Los jóvenes ponen el ejemplo, van por una nueva cultura del medio ambiente
• Cada año, 13 millones de toneladas de basura plástica llegan al océano.
Por Leonel Luna Estrada
Una nueva cultura del cuidado del medio ambiente está surgiendo a partir de la prohibición de las bolsas de plástico en la Ciudad de México y en otras entidades del país, lo que está marcando el inicio de dejar atrás “el usar y tirar" y sobre todo el uso de productos altamente contaminantes como el plástico y unicel.
Hay una mayor conciencia sobre el destino final de los desechos sólidos, de todo aquello que se tira a la basura, algunos ya se preguntan qué hacer con tanto envase de plástico y de pet de un solo uso y con envases no biodegradables.
Quienes han tomado una mayor conciencia del daño al medio ambiente son los jóvenes, son ellos quienes reclaman no usar más plástico, evitar todo aquello que contamine el medio ambiente, bolsas y popotes de plástico.
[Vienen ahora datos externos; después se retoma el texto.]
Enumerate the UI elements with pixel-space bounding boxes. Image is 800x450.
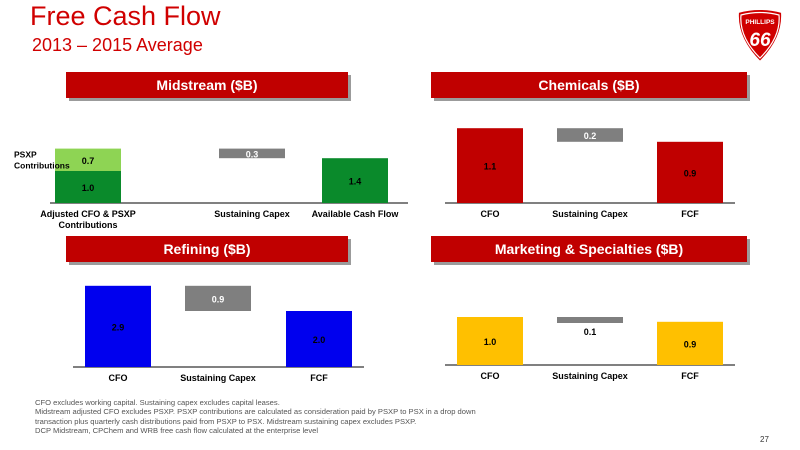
bar-adjusted-cfo: [55, 171, 121, 203]
x-tick-label: Available Cash Flow: [312, 209, 400, 219]
data-label-sustaining-capex: 0.9: [212, 294, 225, 304]
marketing-chart: 1.0 0.1 0.9 CFO Sustaining Capex FCF: [445, 317, 735, 381]
x-tick-label: CFO: [109, 373, 128, 383]
x-tick-label: CFO: [481, 371, 500, 381]
bar-cfo: [457, 317, 523, 365]
footnote-line: Midstream adjusted CFO excludes PSXP. PS…: [35, 407, 476, 417]
legend-label-contributions: Contributions: [14, 161, 70, 171]
data-label-fcf: 0.9: [684, 339, 697, 349]
data-label-adjusted-cfo: 1.0: [82, 183, 95, 193]
bar-sustaining-capex: [557, 317, 623, 323]
bar-fcf: [657, 321, 723, 365]
footnote-line: transaction plus quarterly cash distribu…: [35, 416, 417, 426]
page-title: Free Cash Flow: [30, 1, 221, 31]
footnote-line: DCP Midstream, CPChem and WRB free cash …: [35, 426, 319, 436]
bar-fcf: [657, 141, 723, 203]
data-label-cfo: 1.1: [484, 162, 497, 172]
bar-sustaining-capex: [185, 285, 251, 311]
x-tick-label: Sustaining Capex: [180, 373, 256, 383]
x-tick-label: FCF: [681, 209, 699, 219]
chemicals-chart: 1.1 0.2 0.9 CFO Sustaining Capex FCF: [445, 128, 735, 219]
bar-psxp-contributions: [55, 148, 121, 171]
x-tick-label: Contributions: [59, 220, 118, 230]
x-tick-label: CFO: [481, 209, 500, 219]
panel-title-chemicals: Chemicals ($B): [431, 72, 747, 98]
x-tick-label: Adjusted CFO & PSXP: [40, 209, 136, 219]
data-label-cfo: 1.0: [484, 337, 497, 347]
x-tick-label: Sustaining Capex: [214, 209, 290, 219]
panel-title-refining: Refining ($B): [66, 236, 348, 262]
page-number: 27: [760, 435, 769, 444]
bar-fcf: [286, 311, 352, 367]
x-tick-label: Sustaining Capex: [552, 209, 628, 219]
svg-text:PHILLIPS: PHILLIPS: [745, 19, 775, 26]
x-tick-label: FCF: [681, 371, 699, 381]
phillips66-logo: PHILLIPS 66: [736, 8, 784, 64]
svg-text:66: 66: [749, 30, 771, 51]
data-label-sustaining-capex: 0.2: [584, 131, 597, 141]
data-label-fcf: 0.9: [684, 168, 697, 178]
page-subtitle: 2013 – 2015 Average: [32, 35, 203, 55]
footnote-line: CFO excludes working capital. Sustaining…: [35, 398, 280, 407]
bar-sustaining-capex: [219, 148, 285, 159]
panel-title-midstream: Midstream ($B): [66, 72, 348, 98]
legend-label-psxp: PSXP: [14, 150, 37, 160]
panel-title-marketing: Marketing & Specialties ($B): [431, 236, 747, 262]
bar-cfo: [85, 285, 151, 367]
x-tick-label: Sustaining Capex: [552, 371, 628, 381]
bar-cfo: [457, 128, 523, 203]
bar-available-cash-flow: [322, 158, 388, 203]
data-label-sustaining-capex: 0.1: [584, 327, 597, 337]
data-label-psxp-contributions: 0.7: [82, 156, 95, 166]
data-label-cfo: 2.9: [112, 322, 125, 332]
data-label-fcf: 2.0: [313, 335, 326, 345]
footnotes: CFO excludes working capital. Sustaining…: [35, 398, 675, 436]
x-tick-label: FCF: [310, 373, 328, 383]
refining-chart: 2.9 0.9 2.0 CFO Sustaining Capex FCF: [73, 285, 364, 383]
data-label-available-cash-flow: 1.4: [349, 177, 362, 187]
data-label-sustaining-capex: 0.3: [246, 149, 259, 159]
bar-sustaining-capex: [557, 128, 623, 142]
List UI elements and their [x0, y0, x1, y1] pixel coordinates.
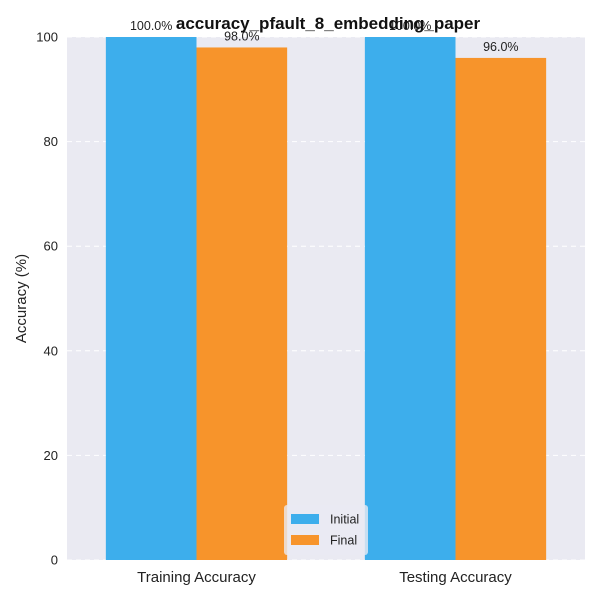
y-tick-label-80: 80: [44, 134, 58, 149]
data-label-initial-2: 100.0%: [389, 19, 431, 33]
data-label-final-1: 98.0%: [224, 29, 259, 43]
y-tick-label-20: 20: [44, 448, 58, 463]
y-tick-label-0: 0: [51, 553, 58, 568]
data-label-initial-1: 100.0%: [130, 19, 172, 33]
x-tick-label-2: Testing Accuracy: [399, 569, 512, 586]
y-axis-ticks: 0 20 40 60 80 100: [36, 30, 58, 568]
y-tick-label-100: 100: [36, 30, 58, 45]
bar-final-2: [455, 57, 547, 561]
bar-initial-1: [105, 37, 197, 560]
legend: Initial Final: [284, 505, 368, 555]
y-tick-label-60: 60: [44, 239, 58, 254]
x-axis-ticks: Training Accuracy Testing Accuracy: [137, 569, 512, 586]
legend-label-initial: Initial: [330, 513, 359, 527]
legend-label-final: Final: [330, 534, 357, 548]
x-tick-label-1: Training Accuracy: [137, 569, 256, 586]
legend-swatch-final: [291, 535, 319, 545]
data-labels: 100.0% 98.0% 100.0% 96.0%: [130, 19, 519, 54]
y-tick-label-40: 40: [44, 343, 58, 358]
bars: [105, 37, 547, 561]
bar-initial-2: [364, 37, 456, 560]
bar-final-1: [196, 47, 288, 560]
legend-swatch-initial: [291, 514, 319, 524]
chart-title: accuracy_pfault_8_embedding_paper: [176, 14, 481, 33]
data-label-final-2: 96.0%: [483, 40, 518, 54]
y-axis-title: Accuracy (%): [13, 254, 30, 343]
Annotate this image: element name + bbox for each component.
En los últimos dos años empezaron a llamar la atención a nivel mundial jóvenes que buscan contribuir a dejar atrás el plástico de un solo uso.
Fion Ferreira es un adolescente irlandés que fue galardonado con el Gran Premio de ciencia por Google por su método para extraer microplásticos en los mares; mientras Lilly, una joven tailandesa de 12 años de edad, busca crear conciencia de la importancia de no usar más bolsas de plástico en Tailandia, país que ocupa el sexto lugar como uno de los que contribuyen a la contaminación en el mundo, según Greenpeace.
Todos hemos escuchado los discursos de Greta Thunberg, la adolescente sueca, quien reclama a los gobiernos del mundo su intervención para evitar una catástrofe ambiental ante el cambio climático. En tanto, una joven argentina Martina de Marcos recorre el mundo con una campaña denominada Limpiando el mundo.
A mediados del año pasado, más de 3 mil jóvenes mexicanos se unieron para recuperar un total de 24 toneladas de residuos en playas y ríos de nuestro país.
Hay varias universidades del país que estudian la utilización del nopal, maíz y de la hojarasca para que sean la materia prima de una bolsa para varios usos y reutilizable.
El año pasado, un grupo de jóvenes de Morelia, Michoacán, organizaron en redes sociales la iniciativa #MoreliaCeroPlásticos y #UnoalDía que se trataba de recoger basura de las calles, tomarse una foto y etiquetar en redes a dos de sus amigos para que repitieran la acción y así multiplicarse el esfuerzo. Fue muy exitoso este ejercicio tan sencillo.
Los cambios de comportamientos a favor del medio ambiente ya se viven diariamente. A mediados de marzo se llevará a cabo el Festival Iberoamericano de Cultura Musical Vive Latino y se aplicarán nuevas estrategias para reducir la contaminación. Ya no se utilizarán plásticos ni popotes, sólo con material biodegradable.
Estamos ante una gran cruzada mundial por evitar el plástico de un solo uso. México no puede ignorar tal situación. Y quienes nos están poniendo el ejemplo son los jóvenes.
Es normal que exista un intenso debate por las medidas de la prohibición de las bolsas de plástico de un solo uso, pero estoy seguro que vamos por buen camino. Llegará un momento en que los empresarios, los legisladores, las autoridades y los ciudadanos estaremos dispuestos en aportar algo más a favor del medio ambiente.
En el fondo, la discusión debería centrarse en cambiar nuestros hábitos, utilizar bolsas de materiales no para un solo uso, sino de forma permanente y continuar con estudios científicos para encontrar las mejores opciones, y así evitar a toda costa, la contaminación en nuestros mares y la muerte de cientos de especies animales.
De acuerdo con el Programa de las Naciones Unidas para el Medio Ambiente, cada año, 13 millones de toneladas de basura plástica llegan al océano y hay investigaciones realizadas por universidades que han demostrado que algunas especies de peces comen las partículas plásticas que dañan la salud de los humanos.
Así que es tiempo de cambiar de conducta y empezar de una vez por tomar algunas medidas, de lo contrario las futuras generaciones —nuestros hijos y nietos— serán quienes padezcan una situación más difícil de la que hoy vivimos en materia ambiental.